Early brave and solid statements by leading diplomats are encouraging. "Such terrorist incidents cannot break the will of the international community to further intensify its efforts to help the people of Iraq," stated the U.N. Security Council. Similar statements were issued by U.N. Secretary-General Kofi Annan and European Union foreign policy chief Javier Solana. But whether they are prepared to follow the logic of their assertions into necessary action will be the test of their seriousness of purpose.

The Financial Times headlined above the fold yesterday (before the bombing), that upwards of 3,000 Saudi Arabian Islamists intent on jihad have crossed into Iraq from Saudi Arabia recently. Also yesterday, it was reported in the Jerusalem Post that Ambassador Paul Bremer accused Syria of permitting terrorists to cross into Iraq from Syria. Iran also has been widely suspected of encouraging Shi'ite terrorists in Iraq. So, while we do not yet know for sure who carried out the slaughters, if, as seems highly possible, these acts are the work of jihadists, rather than -- or as well as -- Ba'athists, certain implications flow from the brave words of the United Nations, the EU and elsewhere.

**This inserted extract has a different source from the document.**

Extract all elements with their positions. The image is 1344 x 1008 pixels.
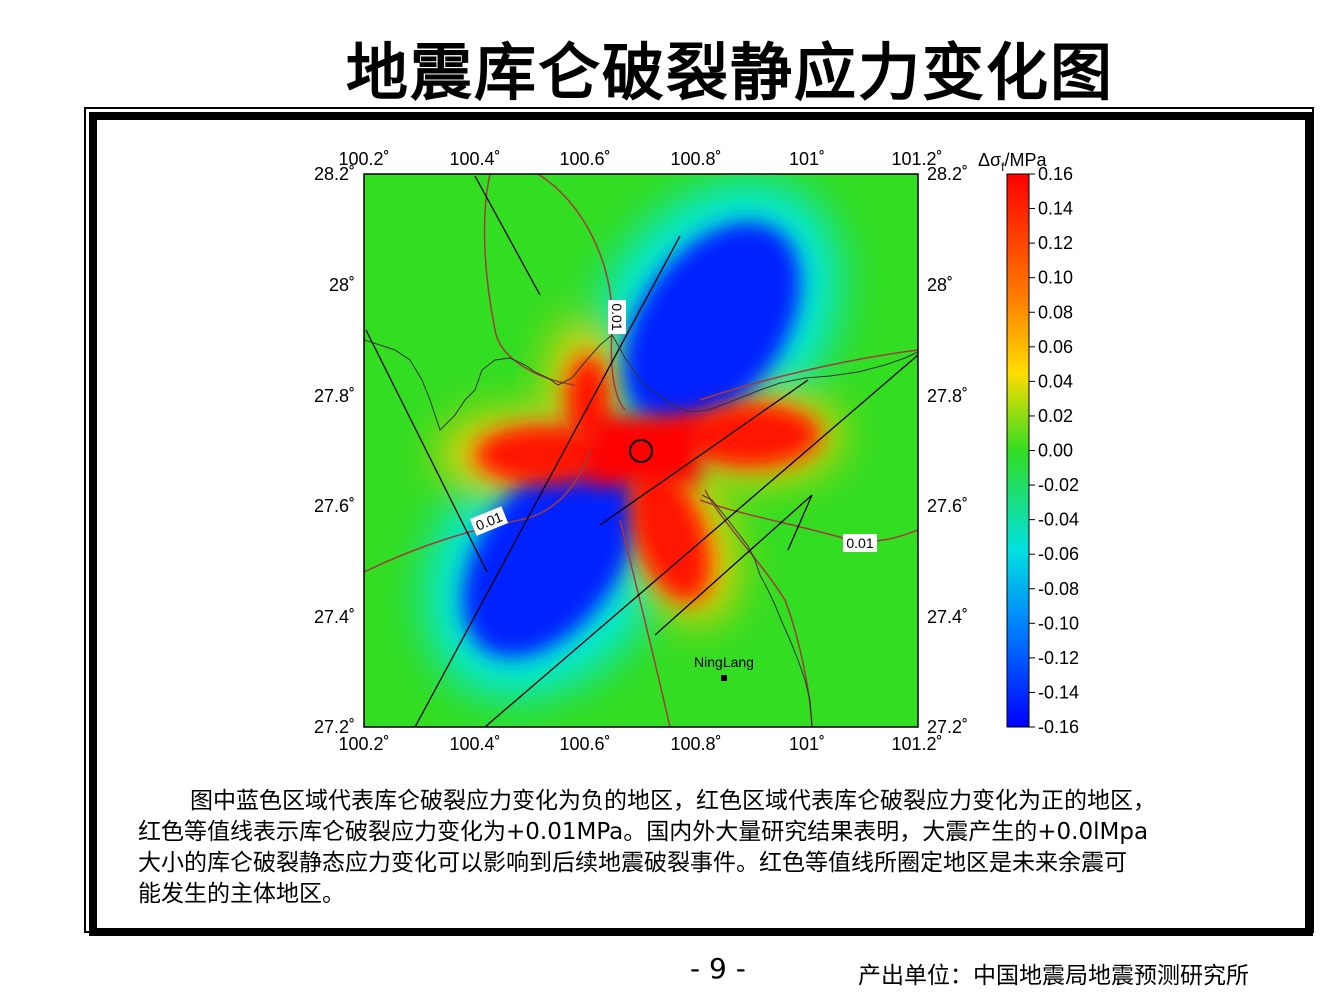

The unavoidable implication is that Islamist terrorism in any country cannot be defeated without reversing the policy (or regime) of states that give comfort and support to those terrorists. President Bush's much-ridiculed Axis of Evil exists, and its targets now include the United Nations itself. If the U.N. Security Council and Secretary-General Annan meant what they said yesterday, they soon will have to present their plan for regime change or transformation in Iran, Syria and Saudi Arabia, among others.

Will yesterday's assault on the U.N. citadel in Baghdad induce the true beginning of the actual fighting of President Bush's long-called for war by the entire civilized world against terrorism? Or will the United Nations once again rationalize inaction, and thereby complete the rout of its credibility?